Toda criança desenha


Tendo um instrumento que deixe uma marca: a varinha na areia, a pedra na terra, o caco de tijolo no cimento, o carvão nos muros e calçadas, o lápis, o pincel com tinta no papel, a criança brincando vai deixando sua marca, criando jogos, contando histórias.
Desenhando cria em torno de si um espaço de jogo, silencioso e concentrado ou ruidoso seguido de comentários e canções, mas sempre um espaço de criação lúdico.
A criança desenha para brincar [...].[...] Entendendo por desenho o traço no papel ou em qualquer superfície, mas também a maneira como a criança concebe seu espaço de jogo com os materiais de que dispõe.


[...] O que é preciso considerar diante de uma criança que desenha, é aquilo que ela pretende fazer: contar-nos uma história e nada menor do que uma história. Mas devemos também reconhecer, nessa intenção, os múltiplos caminhos de que ela se serve para exprimir aos outros a marcha dos seus desejos, de seus conflitos e receios. Porque o desenho é para a criança uma linguagem como o gesto ou a fala.A criança desenha para falar e poder registrar sua fala.
Para escrever.(Ana Angélica Albano Moreira – O espaço do desenho: a educação do educador. Ed. Loyola, 1995. Cap. 1 “O desenho da criança”.)

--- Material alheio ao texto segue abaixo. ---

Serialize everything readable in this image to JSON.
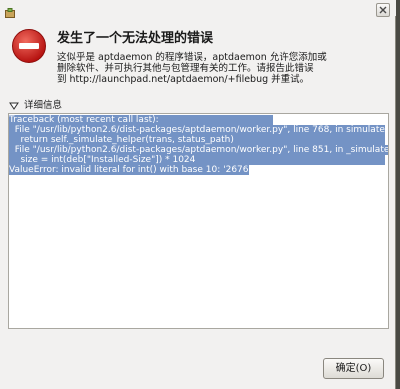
{
  "window": {
    "icon": "package-icon",
    "close_icon": "close-icon"
  },
  "dialog": {
    "icon": "error-icon",
    "heading": "发生了一个无法处理的错误",
    "message_lines": [
      "这似乎是 aptdaemon 的程序错误，aptdaemon 允许您添加或",
      "删除软件、并可执行其他与包管理有关的工作。请报告此错误",
      "到 http://launchpad.net/aptdaemon/+filebug 并重试。"
    ],
    "details_label": "详细信息",
    "details_expanded": true,
    "traceback_lines": [
      "Traceback (most recent call last):",
      "  File \"/usr/lib/python2.6/dist-packages/aptdaemon/worker.py\", line 768, in simulate",
      "    return self._simulate_helper(trans, status_path)",
      "  File \"/usr/lib/python2.6/dist-packages/aptdaemon/worker.py\", line 851, in _simulate_helper",
      "    size = int(deb[\"Installed-Size\"]) * 1024",
      "ValueError: invalid literal for int() with base 10: '2676.082'"
    ],
    "ok_button": "确定(O)"
  },
  "colors": {
    "selection": "#7493c5",
    "error_red": "#d11f1f"
  }
}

A atividade de desenhar também pode ser vista como uma forma de criar limites, sejam eles reais ou imaginários. Atividade que permite construir novas estruturas no espaço, inventá-los. Cada criança possui diferenças individuais ao organizar seu espaço de brincadeira e construir seus desenhos. A criança desenha para brincar e, ao fazer isso cria ao seu redor um espaço de jogo. Por isso, podemos dizer que é desenho até mesmo o modo como a criança organiza seus brinquedos, por onde andam seus carrinhos e como organiza os gravetos e folhas ao brincar no parque. Quando proporcionamos bons espaços e boas oportunidades para a criança brincar enquanto desenha, a criação e a expressão acontecem globalmente: o corpo participa da criação. E é também nesse sentido que se pode entender o desenho como movimentação e atitude infantis uma vez que o gesto, ao tornar-se exercício para a individualidade, apreende desenho também como atitude.
Se dermos às crianças a mesma liberdade no processo artístico que lhes damos em suas brincadeiras, as crianças chegarão a excelência no aprimoramento do processo criativo. A
Em todos esses casos, é importante ao planejamento da educação infantil garantir que a criança possa escolher como se expressar. O adulto precisa estar atento, percebendo seus sinais não para direcionar ou adequar o desenho da criança a uma norma ou padrão estético, mas sim para alimentar o processo de investigação artístico que é tão caro às crianças. Dessas investigações e descobertas é que nascem as interações, um processo dinâmico que proporciona o desenvolvimento da linguagem artística e o cultivo da curiosidade infantil.
No trabalho educativo de crianças pequenas, é muito importante que o professor crie contextos para a exploração dos processos ligados à produção artística. Nesse sentido, pode organizar propostas de atividades que despertem a curiosidade das crianças e o olhar investigativo sobre diferentes aspectos da vida cotidiana: como posso expressar o que sinto, o que desejo, como vejo e me relaciono com o outro, uma ideia etc.